OPINIÃO

Thaïs de Mendonça Jorge é professora do Departamento de Jornalismo (FAC) e foi Secretária de Comunicação da Universidade de Brasília (UnB).

Thaïs de Mendonça Jorge 

 

No início de novembro, 25 alunas de um colégio no Rio de Janeiro foram vítimas de nudes falsificados. As fotomontagens delas foram difundidas nas redes sociais e o alcance só não foi maior porque um aluno - apenas um - denunciou a manipulação. Isto pode ser classificado como fake news? 

 

A expressão “notícias falsas” é um oxímoro, ou seja, uma palavra contradiz a outra. Se é notícia, não pode ser falsa. Se é falsa, não é notícia. “Notícias” significam informações verificáveis de interesse público, e as informações que não atendem a esses padrões não merecem o rótulo de notícias. 

 

A "brincadeira" ou a manipulação da imagem - no colégio carioca, assim como em outras situações recentes envolvendo pessoas famosas - constitui um ato de fraude: uma categoria particular de informação falsa em formas cada vez mais diversas de desinformação, inclusive em formatos de entretenimento como memes visuais. 

 

O termo “informação incorreta” se refere a informações enganosas criadas ou disseminadas sem intenção manipuladora ou maliciosa. Pode ser a minha tia replicando um vídeo do avanço da maré na praia de Copacabana incrementado com imagens do tsunami na Ásia. Tanto a desinformação proposital como a informação incorreta são problemas para a sociedade, porém a desinformação é particularmente perigosa pois é elaborada por pessoas, valendo-se de tecnologia automatizada capaz de chegar aos rincões mais distantes deste planeta. 

 

Trata-se de um terreno perigoso e pantanoso porque as falsas notícias divulgadas costumam ser gratuitas: usuários que não podem pagar por jornalismo de qualidade ou que não têm acesso a meios de comunicação independentes são especialmente vulneráveis à desinformação e informação incorreta. 

 

Dentro desse ecossistema que evolui com rapidez sem que tenhamos controle, o papel dos jornalistas e dos meios de comunicação é relevante.
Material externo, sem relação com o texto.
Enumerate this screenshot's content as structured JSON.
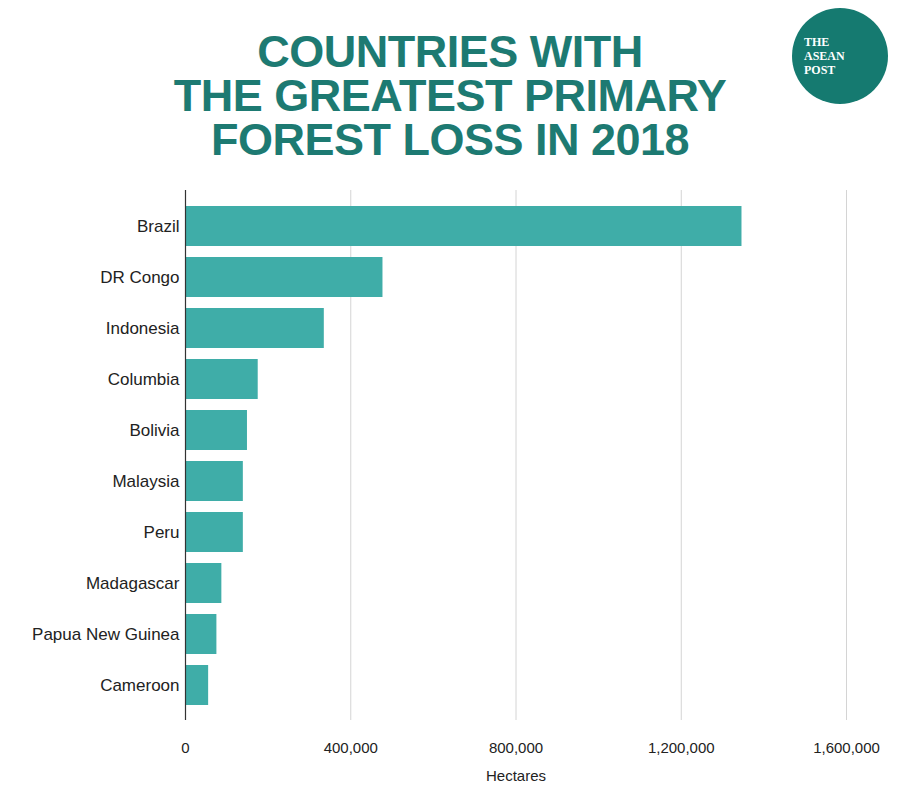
{
  "chart_data": {
    "type": "bar",
    "orientation": "horizontal",
    "title": "COUNTRIES WITH\nTHE GREATEST PRIMARY\nFOREST LOSS IN 2018",
    "logo": "THE\nASEAN\nPOST",
    "x_label": "Hectares",
    "categories": [
      "Brazil",
      "DR Congo",
      "Indonesia",
      "Columbia",
      "Bolivia",
      "Malaysia",
      "Peru",
      "Madagascar",
      "Papua New Guinea",
      "Cameroon"
    ],
    "values": [
      1347000,
      478000,
      336000,
      176000,
      150000,
      140000,
      140000,
      88000,
      76000,
      56000
    ],
    "color": "#3fada8",
    "xlim": [
      0,
      1600000
    ],
    "xticks": [
      0,
      {
        "value": 400000,
        "label": "400,000"
      },
      {
        "value": 800000,
        "label": "800,000"
      },
      {
        "value": 1200000,
        "label": "1,200,000"
      },
      {
        "value": 1600000,
        "label": "1,600,000"
      }
    ],
    "grid": true
  }
}
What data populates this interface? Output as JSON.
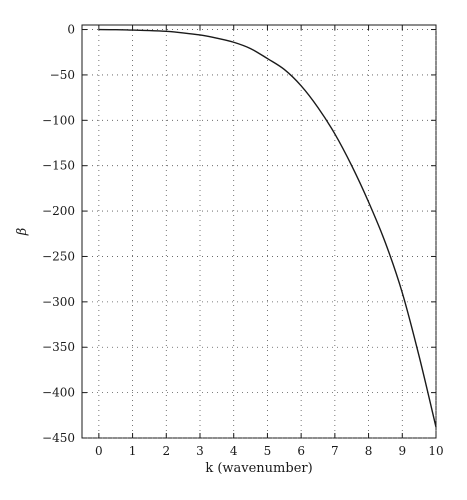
{
  "chart_data": {
    "type": "line",
    "xlabel": "k (wavenumber)",
    "ylabel": "β",
    "xlim": [
      -0.5,
      10
    ],
    "ylim": [
      -450,
      5
    ],
    "x_ticks": [
      0,
      1,
      2,
      3,
      4,
      5,
      6,
      7,
      8,
      9,
      10
    ],
    "y_ticks": [
      0,
      -50,
      -100,
      -150,
      -200,
      -250,
      -300,
      -350,
      -400,
      -450
    ],
    "x_tick_labels": [
      "0",
      "1",
      "2",
      "3",
      "4",
      "5",
      "6",
      "7",
      "8",
      "9",
      "10"
    ],
    "y_tick_labels": [
      "0",
      "−50",
      "−100",
      "−150",
      "−200",
      "−250",
      "−300",
      "−350",
      "−400",
      "−450"
    ],
    "grid": true,
    "grid_style": "dotted",
    "series": [
      {
        "color": "#1a1a1a",
        "x": [
          0,
          0.5,
          1,
          1.5,
          2,
          2.5,
          3,
          3.5,
          4,
          4.5,
          5,
          5.5,
          6,
          6.5,
          7,
          7.5,
          8,
          8.5,
          9,
          9.5,
          10
        ],
        "y": [
          0,
          -0.2,
          -0.6,
          -1.1,
          -2,
          -3.7,
          -6,
          -9.5,
          -14,
          -21,
          -32,
          -44,
          -62,
          -86,
          -115,
          -150,
          -190,
          -235,
          -290,
          -360,
          -438
        ]
      }
    ]
  }
}
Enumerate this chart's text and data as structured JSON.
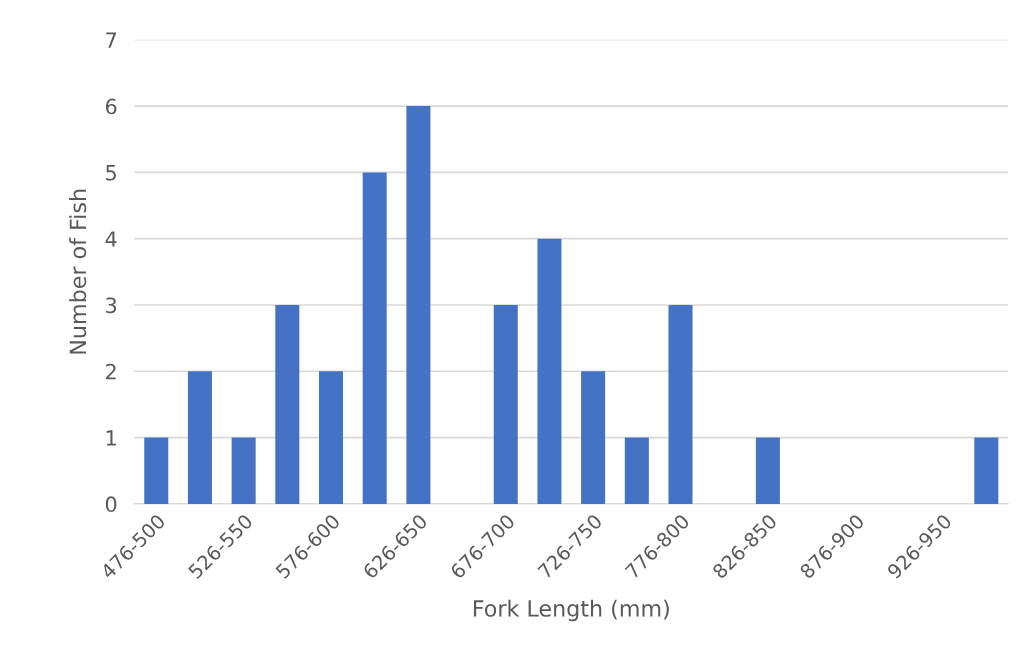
{
  "chart_data": {
    "type": "bar",
    "xlabel": "Fork Length (mm)",
    "ylabel": "Number of Fish",
    "categories": [
      "476-500",
      null,
      "526-550",
      null,
      "576-600",
      null,
      "626-650",
      null,
      "676-700",
      null,
      "726-750",
      null,
      "776-800",
      null,
      "826-850",
      null,
      "876-900",
      null,
      "926-950",
      null
    ],
    "values": [
      1,
      2,
      1,
      3,
      2,
      5,
      6,
      0,
      3,
      4,
      2,
      1,
      3,
      0,
      1,
      0,
      0,
      0,
      0,
      1
    ],
    "color": "#4472c4",
    "ylim": [
      0,
      7
    ],
    "yticks": [
      0,
      1,
      2,
      3,
      4,
      5,
      6,
      7
    ],
    "grid": "y"
  }
}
Estamos em meio a uma guerra. Tão sangrenta quanto a da Ucrânia ou a da Faixa de Gaza. Esta guerra também provoca mortes: só no Brasil foram mais de 700 mil as vítimas da pandemia de Covid-19, parte delas devido à desinformação, mentira e ignorância. 

 

A consequência de tudo o que está acontecendo vai além: um descrédito nas instituições e na própria existência fora do digital. Foi talvez por isso, pela naturalização do que é fake - pelo uso do deep fake, da inteligência artificial incorporada ao cotidiano - que os meninos do colégio católico do Rio de Janeiro acharam "normal" a disseminação das imagens de suas colegas. 

 

A desinformação e a informação incorreta são diferentes do jornalismo de qualidade, que cumpre com a ética e normas profissionais. Ao mesmo tempo, esse fenômeno também é diferentes dos casos de jornalismo ruim. O mau jornalismo inclui, por exemplo, erros contínuos sem correção, derivados de pesquisa e verificação malfeitas ou displicentes. 

 

Aqui se inclui a sensacionalização, que exagera para causar impacto, o jornalismo de superlativos, o apelo às chamadas "emoções baratas", item que chegou à internet como gênero: o clickbait ou caça-clique. 

 

Há a necessidade de um jornalismo sério e ético como antídoto à desordem da informação e o efeito indireto da degradação de notícias, o que atinge a credibilidade dos jornalistas e das notícias. Com as campanhas de políticos e autoridades contra os conteúdos da mídia, a consequência nefasta é que o público venha a descrer de todo tipo de conteúdo – incluindo o jornalismo - ou que acredite apenas em informações veiculadas pelas redes sociais e que se assemelhe aos seus sentimentos. 

 

O jornalismo precisa se antecipar na denúncia da desinformação. Assim como a academia, precisamos ser proativos para revelar tipos de desinformação, máquinas de desinformação e os meandros delas. Precisamos estudá-las, conhecê-las para poder dominá-las. Isto, somado à educação formal qualificada e à alfabetização midiática, ao capacitar o público a distinguir o que é notícia e desinformação, pode prevenir males maiores.